The official standard method of water measurement is to cut the fish into pieces, weigh it, dry it overnight and then weigh it again. One can then calculate how much water it contained. However, this is time-consuming and you also ruin quite a lot of fish.

“This means that the industry is in need of a measuring instrument. It should be handheld and flexible so that it can be used at different points in the process.”

Almost visible light

The solution is based on near-infrared spectroscopy (NIR). Near-infrared light has a longer wavelength than visible light and is therefore just past what is visible to the human eye. On a rainbow, these rays of light are located just outside the colour red.

“Near-infrared light is projected into the food. These are rays of light that penetrate quite deep into fish, for example,” he explains. Some of the rays are absorbed by water, others are absorbed by protein. Based on the signals measured, it is possible to determine the water content in seconds.

The instrument developed by Jens Petter Wold and his colleagues ensures that measurements can be taken deep into the fish, which is important for obtaining good measurements of water content.

This is not the first time the clipfish industry has tested a solution based on NIR. 15-20 years ago, Jens Petter Wold worked on developing an industrial scanner. At that time, the technology was relatively young and the industry did not face such strong demands from customers around the world. The knowledge gained from back then is nevertheless the starting point for today’s research.

Impatient industry

“We have now come so far that we know how this can be used in practice and put into a small instrument.

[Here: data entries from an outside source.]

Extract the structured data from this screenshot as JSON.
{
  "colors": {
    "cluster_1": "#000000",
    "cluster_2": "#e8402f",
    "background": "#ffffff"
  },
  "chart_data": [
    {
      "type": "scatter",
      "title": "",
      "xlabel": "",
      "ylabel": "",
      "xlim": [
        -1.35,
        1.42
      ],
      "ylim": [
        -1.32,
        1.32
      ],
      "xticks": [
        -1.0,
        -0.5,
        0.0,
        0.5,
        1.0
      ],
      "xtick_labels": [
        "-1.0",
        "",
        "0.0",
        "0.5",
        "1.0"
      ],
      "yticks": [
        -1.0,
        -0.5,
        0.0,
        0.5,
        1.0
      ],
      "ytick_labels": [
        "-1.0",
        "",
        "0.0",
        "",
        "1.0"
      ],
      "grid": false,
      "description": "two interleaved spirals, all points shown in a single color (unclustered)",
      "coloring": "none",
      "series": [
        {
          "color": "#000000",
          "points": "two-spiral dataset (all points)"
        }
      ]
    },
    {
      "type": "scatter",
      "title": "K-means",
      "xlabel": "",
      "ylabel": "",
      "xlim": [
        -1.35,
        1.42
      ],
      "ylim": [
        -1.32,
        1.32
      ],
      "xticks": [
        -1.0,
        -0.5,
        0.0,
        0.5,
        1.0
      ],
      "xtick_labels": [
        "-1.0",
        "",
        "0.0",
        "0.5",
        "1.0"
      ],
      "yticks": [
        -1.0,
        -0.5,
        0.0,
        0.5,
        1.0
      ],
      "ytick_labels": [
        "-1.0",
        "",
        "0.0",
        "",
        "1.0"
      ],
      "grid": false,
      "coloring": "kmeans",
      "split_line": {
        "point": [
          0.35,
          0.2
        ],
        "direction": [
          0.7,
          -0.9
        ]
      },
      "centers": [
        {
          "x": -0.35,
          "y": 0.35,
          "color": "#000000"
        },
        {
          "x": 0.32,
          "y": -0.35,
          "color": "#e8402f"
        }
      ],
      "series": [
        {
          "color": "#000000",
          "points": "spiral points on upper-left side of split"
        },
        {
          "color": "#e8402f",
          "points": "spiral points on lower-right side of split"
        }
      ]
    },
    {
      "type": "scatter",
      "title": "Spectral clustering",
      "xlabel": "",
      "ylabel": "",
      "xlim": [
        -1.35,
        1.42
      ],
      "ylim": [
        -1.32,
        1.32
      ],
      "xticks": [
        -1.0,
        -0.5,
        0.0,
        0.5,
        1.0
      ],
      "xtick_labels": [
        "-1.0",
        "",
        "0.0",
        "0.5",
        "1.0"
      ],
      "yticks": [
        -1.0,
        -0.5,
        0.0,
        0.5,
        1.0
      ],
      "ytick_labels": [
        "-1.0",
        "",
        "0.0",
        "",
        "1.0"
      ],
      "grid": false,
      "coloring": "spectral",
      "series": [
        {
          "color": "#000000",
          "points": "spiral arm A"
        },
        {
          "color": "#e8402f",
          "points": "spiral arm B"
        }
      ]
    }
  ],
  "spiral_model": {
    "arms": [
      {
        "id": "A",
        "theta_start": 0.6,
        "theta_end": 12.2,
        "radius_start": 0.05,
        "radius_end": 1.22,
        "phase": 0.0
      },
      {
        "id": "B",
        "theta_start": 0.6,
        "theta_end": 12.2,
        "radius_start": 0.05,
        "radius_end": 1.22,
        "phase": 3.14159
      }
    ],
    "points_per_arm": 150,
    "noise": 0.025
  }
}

An instrument like this can quickly measure the water content without touching the fish, and  the industry is therefore impatient and looks forward to testing the new technology,” concludes Jens Petter Wold.

Facts about the research

The research has been carried out in the project Calibrated handheld NIR prototype for water determination in clipfish, and is funded by FHF – Norwegian Seafood Research Fund.

This project started in 2021 and will conclude at the end of 2023. It is led by Nofima, represented by Jens Petter Wold. Other project partners include ANFACO (Asociación Nacional de Fabricantes de Conservas de Pescados), Sintef Digital, Brødrene Sperre, Andreas Bjørge.

A new project called Senselnside will be the next step in the research that focuses on the further development of the instrument and mapping of market opportunities. Project partners are Sintef Digital and Nofima.